Thursday, February 07, 2013

Top Schools Suing Grad Students Who Default on Perkins Loans

The Russians report the story this way:

Graduate student borrowers are defaulting on almost US$1 billion in federal loans that were given out to the poor. US colleges such as Yale, Penn State and George Washington are coming after them in the courts, suing for nonpayment.

-from "Wealthiest US Colleges Suing Students over Default loans" from the RT website.

Bloomberg reports it this way:

Needy U.S. borrowers are defaulting on almost $1 billion in federal student loans earmarked for the poor, leaving schools such as Yale University and the University of Pennsylvania with little choice except to sue their graduates.

From "Yale Suing Former Students Shows Crisis in Loans to Poor" from the Bloomberg News Website.

The government is holding the schools accountable that admitted the subject students in the first place. Those subsidies increased the demand for the grad school's education.  Increased demand meant higher fees and expenses could be charged by the schools, which meant the students needed to borrow further, a malignant cycle, no?  Now the schools sue the former students.  We trust that prospective students are much more wary.

I have to question Bloomberg's assertion that the schools have "little choice except to sue their graduates," especially the top ones, with huge endowments, vast fixed assets, and prosperous alumni.  They could start paying the government back right now and not wait on how their lawsuits turn out.  But perhaps they are.

Surely some of the grad students, especially the ones who can't find jobs, will countersue the schools, alleging misrepresentation about the status of the jobs market and a failure on the part of the school to determine whether the student would be able to pay back the school before admitting the student in the first place.

I would be interested in how many suits the government has against the schools.  Probably none at this point.  It ought to happen.

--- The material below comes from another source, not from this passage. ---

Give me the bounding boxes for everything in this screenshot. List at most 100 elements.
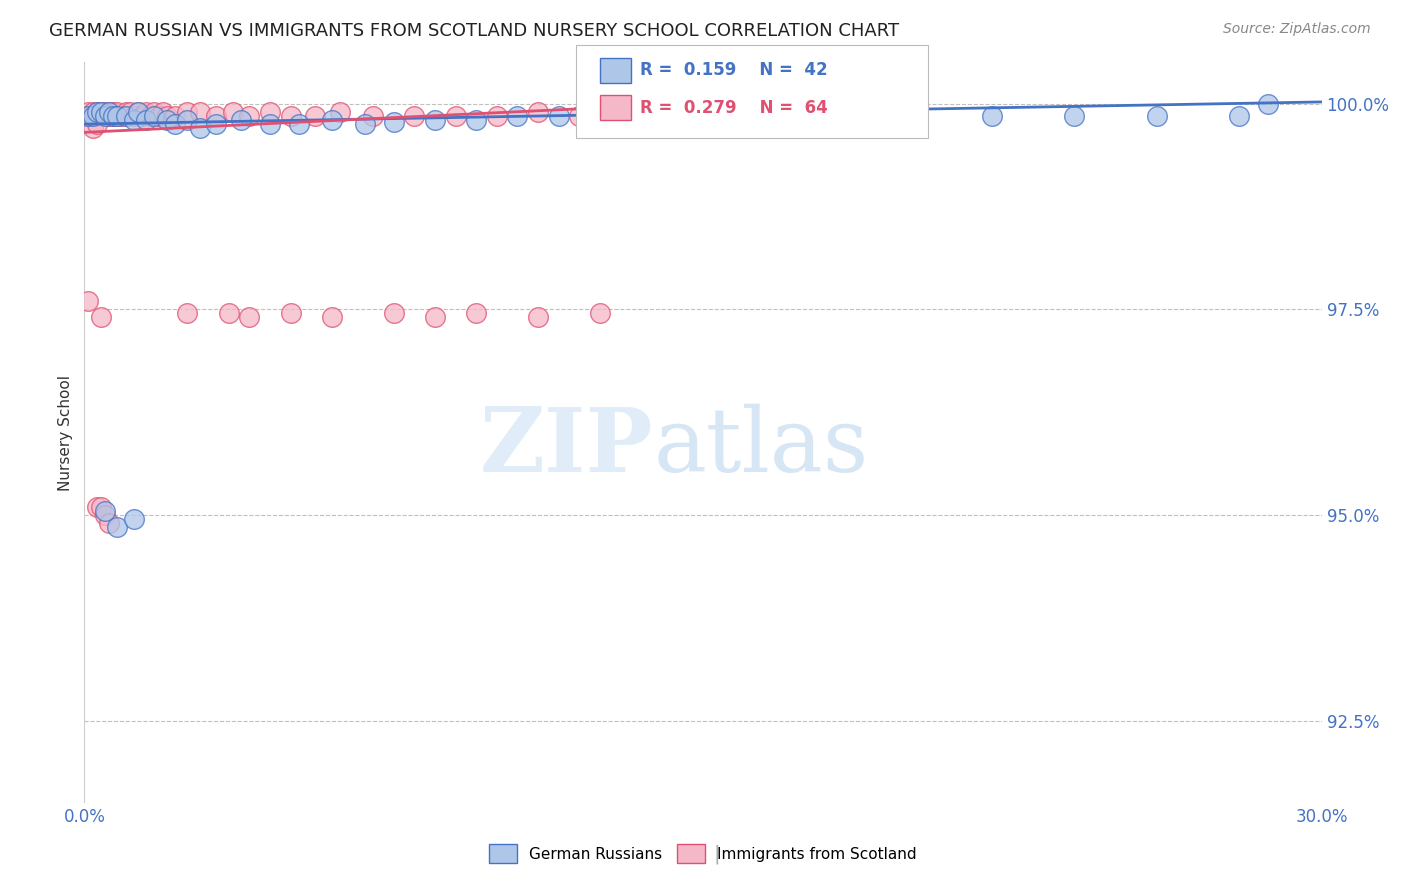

In any event, this probably indicates that government subsidies of higher education generally are at serious risk. In fact, the articles state that this is the case. The higher-education bubble that Glenn Reynolds describes continues its slow motion burst.  It would seem to me the entire business model of the university is experiencing a "creative destruction" wave of the sort that other business and social sectors have experienced.  It's time.